Secondary goals of the trial include assessing potential short-term effects of Allo dosing on cognition and MRI indicators of Alzheimer’s disease and informing a subsequent Phase 2 proof of concept trial with MRI-based biomarkers of regenerative efficacy.
“Allopregnanolone is a well-characterized agent with a very promising track record of promoting neural stem cell generation and restoring cognitive function in animal models of Alzheimer’s,” said Brinton. “We consider Allopregnanolone a first in class regenerative therapeutic for mild cognitive impairment and Alzheimer’s. Our hope is that, through further research, we will add Allo to the roster of Alzheimer’s treatments.
“A critical issue to consider for potential regenerative therapies for Alzheimer’s is the ongoing and progressive burden of brain cell death caused by the disease. It is not sufficient solely to generate new neurons and to promote their survival; it is necessary to reduce the ongoing burden of pathology for there to be long-term benefits for cognition and function,” Brinton added. “We were very encouraged to discover that Allo reduced the burden of Alzheimer’s pathology. Our latest findings are very exciting as they show that Allo increases the energy capacity of the brain. This is important because the generation of new neurons, new synaptic circuits and synaptic transmission all require substantial energy.”
Brinton’s work is supported by the National Institute of Aging and the Kenneth T. and Eileen L. Norris Foundation.
Other key presentations at the conference included Joel Ross, Memory Enhancement Center of America, and colleagues at Chiesi Pharmaceuticals; Mark Forman and colleagues at Merck Research Laboratories; and Kathleen Welsh-Bohmer of the Joseph and Kathleen Bryan Alzheimer’s Disease Research Center at Duke University Medical Center and colleagues at Zinfandel and Takeda Pharmaceuticals International.

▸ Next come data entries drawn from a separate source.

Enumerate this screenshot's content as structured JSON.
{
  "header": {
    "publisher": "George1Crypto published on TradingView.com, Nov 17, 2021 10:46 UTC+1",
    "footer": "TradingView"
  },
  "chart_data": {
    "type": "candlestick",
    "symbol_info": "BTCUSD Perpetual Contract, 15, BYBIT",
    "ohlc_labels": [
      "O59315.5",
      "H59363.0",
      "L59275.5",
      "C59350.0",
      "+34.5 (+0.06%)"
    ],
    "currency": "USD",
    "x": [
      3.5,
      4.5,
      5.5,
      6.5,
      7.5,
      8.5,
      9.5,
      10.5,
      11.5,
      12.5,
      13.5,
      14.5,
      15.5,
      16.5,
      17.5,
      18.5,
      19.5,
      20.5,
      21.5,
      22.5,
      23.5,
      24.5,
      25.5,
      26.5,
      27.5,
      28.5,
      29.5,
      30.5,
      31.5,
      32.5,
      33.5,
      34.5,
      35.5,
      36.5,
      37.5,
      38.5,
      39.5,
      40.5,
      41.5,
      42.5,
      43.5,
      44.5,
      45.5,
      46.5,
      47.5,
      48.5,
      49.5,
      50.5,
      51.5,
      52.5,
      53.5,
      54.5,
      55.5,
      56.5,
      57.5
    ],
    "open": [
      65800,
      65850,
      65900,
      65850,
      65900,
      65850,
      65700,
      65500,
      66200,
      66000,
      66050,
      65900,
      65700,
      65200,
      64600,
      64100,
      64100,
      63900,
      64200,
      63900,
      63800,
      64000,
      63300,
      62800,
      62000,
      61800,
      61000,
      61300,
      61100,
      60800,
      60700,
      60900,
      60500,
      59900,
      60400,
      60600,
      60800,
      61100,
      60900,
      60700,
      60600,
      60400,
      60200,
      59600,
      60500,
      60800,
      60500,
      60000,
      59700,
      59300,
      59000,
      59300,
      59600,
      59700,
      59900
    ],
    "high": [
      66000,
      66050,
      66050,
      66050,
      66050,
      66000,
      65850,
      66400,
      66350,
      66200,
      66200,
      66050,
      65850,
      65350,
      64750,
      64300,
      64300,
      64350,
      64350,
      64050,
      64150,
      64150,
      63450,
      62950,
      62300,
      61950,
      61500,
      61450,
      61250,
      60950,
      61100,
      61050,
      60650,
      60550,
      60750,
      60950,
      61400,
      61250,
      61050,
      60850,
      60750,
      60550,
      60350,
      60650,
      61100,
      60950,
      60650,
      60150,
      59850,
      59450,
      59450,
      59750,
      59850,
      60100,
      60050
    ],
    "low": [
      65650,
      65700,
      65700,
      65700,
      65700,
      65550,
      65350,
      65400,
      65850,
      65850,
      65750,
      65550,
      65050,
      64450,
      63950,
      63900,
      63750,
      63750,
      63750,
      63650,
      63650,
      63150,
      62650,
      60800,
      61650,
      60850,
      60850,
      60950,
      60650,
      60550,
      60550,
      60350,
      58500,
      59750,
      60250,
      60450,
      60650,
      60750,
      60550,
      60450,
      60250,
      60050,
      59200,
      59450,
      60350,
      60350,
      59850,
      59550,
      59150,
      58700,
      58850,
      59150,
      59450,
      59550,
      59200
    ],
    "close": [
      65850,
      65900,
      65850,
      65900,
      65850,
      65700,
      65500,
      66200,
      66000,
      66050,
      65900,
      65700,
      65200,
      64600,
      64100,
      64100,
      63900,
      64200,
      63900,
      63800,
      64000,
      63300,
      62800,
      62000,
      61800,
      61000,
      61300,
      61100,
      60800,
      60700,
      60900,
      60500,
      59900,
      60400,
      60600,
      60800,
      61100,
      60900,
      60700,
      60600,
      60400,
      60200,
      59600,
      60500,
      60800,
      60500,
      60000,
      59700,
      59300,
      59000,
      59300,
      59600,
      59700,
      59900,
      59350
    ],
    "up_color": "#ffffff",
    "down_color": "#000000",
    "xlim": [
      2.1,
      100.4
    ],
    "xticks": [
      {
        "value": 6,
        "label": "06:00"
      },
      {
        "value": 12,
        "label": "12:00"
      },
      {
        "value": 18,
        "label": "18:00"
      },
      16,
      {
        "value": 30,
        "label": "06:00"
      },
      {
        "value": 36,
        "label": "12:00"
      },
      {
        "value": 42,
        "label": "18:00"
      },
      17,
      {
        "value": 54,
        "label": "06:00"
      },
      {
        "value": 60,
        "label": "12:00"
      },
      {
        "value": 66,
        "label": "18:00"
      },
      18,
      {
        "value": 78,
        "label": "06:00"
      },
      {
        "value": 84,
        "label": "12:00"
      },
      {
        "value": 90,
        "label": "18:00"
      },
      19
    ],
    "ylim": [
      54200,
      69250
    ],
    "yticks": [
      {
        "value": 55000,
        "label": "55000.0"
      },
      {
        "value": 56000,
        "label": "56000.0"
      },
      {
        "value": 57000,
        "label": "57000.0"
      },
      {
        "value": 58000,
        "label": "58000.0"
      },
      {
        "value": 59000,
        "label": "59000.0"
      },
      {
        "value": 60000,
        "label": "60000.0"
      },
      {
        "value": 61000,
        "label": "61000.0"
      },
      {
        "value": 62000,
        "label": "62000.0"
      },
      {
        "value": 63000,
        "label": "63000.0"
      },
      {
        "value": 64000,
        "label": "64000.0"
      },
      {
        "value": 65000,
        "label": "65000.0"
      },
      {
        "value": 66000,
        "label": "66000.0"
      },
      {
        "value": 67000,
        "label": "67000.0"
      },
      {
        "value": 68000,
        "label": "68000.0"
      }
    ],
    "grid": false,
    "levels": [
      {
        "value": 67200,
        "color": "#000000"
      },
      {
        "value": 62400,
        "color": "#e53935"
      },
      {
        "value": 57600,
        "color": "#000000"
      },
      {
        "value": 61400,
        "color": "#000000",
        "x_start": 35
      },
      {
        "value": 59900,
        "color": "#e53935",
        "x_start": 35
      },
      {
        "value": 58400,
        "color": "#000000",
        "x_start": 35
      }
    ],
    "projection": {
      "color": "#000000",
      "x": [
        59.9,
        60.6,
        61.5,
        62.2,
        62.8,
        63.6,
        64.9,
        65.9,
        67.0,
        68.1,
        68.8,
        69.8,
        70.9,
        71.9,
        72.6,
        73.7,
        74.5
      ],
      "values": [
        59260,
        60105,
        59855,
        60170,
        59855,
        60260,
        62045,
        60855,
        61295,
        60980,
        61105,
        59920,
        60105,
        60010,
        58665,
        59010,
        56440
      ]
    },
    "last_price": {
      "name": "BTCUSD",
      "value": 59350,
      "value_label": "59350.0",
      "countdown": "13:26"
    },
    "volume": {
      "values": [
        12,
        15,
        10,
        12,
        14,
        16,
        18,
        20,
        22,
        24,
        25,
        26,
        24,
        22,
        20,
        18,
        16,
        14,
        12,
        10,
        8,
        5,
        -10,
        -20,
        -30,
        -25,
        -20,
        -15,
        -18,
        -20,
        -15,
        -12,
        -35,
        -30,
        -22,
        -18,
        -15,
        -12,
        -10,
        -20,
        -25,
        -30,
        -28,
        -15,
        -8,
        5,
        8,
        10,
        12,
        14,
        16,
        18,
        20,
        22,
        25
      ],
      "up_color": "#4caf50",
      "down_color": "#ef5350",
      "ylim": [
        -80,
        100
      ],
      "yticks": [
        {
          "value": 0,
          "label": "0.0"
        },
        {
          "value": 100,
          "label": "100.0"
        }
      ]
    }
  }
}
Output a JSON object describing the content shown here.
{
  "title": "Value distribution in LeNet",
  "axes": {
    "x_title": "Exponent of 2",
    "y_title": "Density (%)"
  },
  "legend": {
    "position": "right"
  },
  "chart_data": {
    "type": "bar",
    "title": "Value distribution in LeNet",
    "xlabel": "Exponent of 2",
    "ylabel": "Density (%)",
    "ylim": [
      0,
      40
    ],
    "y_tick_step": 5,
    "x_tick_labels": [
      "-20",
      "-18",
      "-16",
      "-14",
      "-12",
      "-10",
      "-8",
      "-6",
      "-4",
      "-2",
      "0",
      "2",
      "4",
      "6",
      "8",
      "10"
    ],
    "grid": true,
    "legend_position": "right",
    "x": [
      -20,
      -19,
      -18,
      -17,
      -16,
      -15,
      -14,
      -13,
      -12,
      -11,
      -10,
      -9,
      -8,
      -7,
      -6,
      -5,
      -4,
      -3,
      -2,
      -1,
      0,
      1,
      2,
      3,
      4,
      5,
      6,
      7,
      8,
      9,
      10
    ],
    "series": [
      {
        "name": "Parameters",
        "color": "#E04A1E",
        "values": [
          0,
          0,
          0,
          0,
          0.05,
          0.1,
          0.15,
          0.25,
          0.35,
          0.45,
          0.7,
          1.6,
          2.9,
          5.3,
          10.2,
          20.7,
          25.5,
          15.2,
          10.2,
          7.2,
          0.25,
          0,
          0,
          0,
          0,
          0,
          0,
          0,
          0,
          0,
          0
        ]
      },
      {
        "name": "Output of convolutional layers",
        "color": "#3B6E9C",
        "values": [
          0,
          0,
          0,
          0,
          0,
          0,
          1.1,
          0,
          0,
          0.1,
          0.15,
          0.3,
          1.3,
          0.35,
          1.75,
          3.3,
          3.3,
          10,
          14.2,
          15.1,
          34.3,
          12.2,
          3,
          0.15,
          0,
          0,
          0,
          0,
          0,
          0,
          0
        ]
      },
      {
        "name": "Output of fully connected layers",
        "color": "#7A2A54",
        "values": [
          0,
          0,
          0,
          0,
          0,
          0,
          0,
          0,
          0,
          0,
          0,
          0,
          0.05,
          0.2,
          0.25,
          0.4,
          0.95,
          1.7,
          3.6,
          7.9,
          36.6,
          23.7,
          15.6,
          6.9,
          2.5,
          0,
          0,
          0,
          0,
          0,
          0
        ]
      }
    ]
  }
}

The Alzheimer’s Association International Conference is the world’s largest conference of its kind, bringing together researchers from around the world to report on and discuss research and information on the cause, diagnosis, treatment and prevention of Alzheimer’s disease and related disorder.
(Excerpted from the Alzheimer’s Association release on the Alzheimer’s Association International Conference, July 14, 2013.)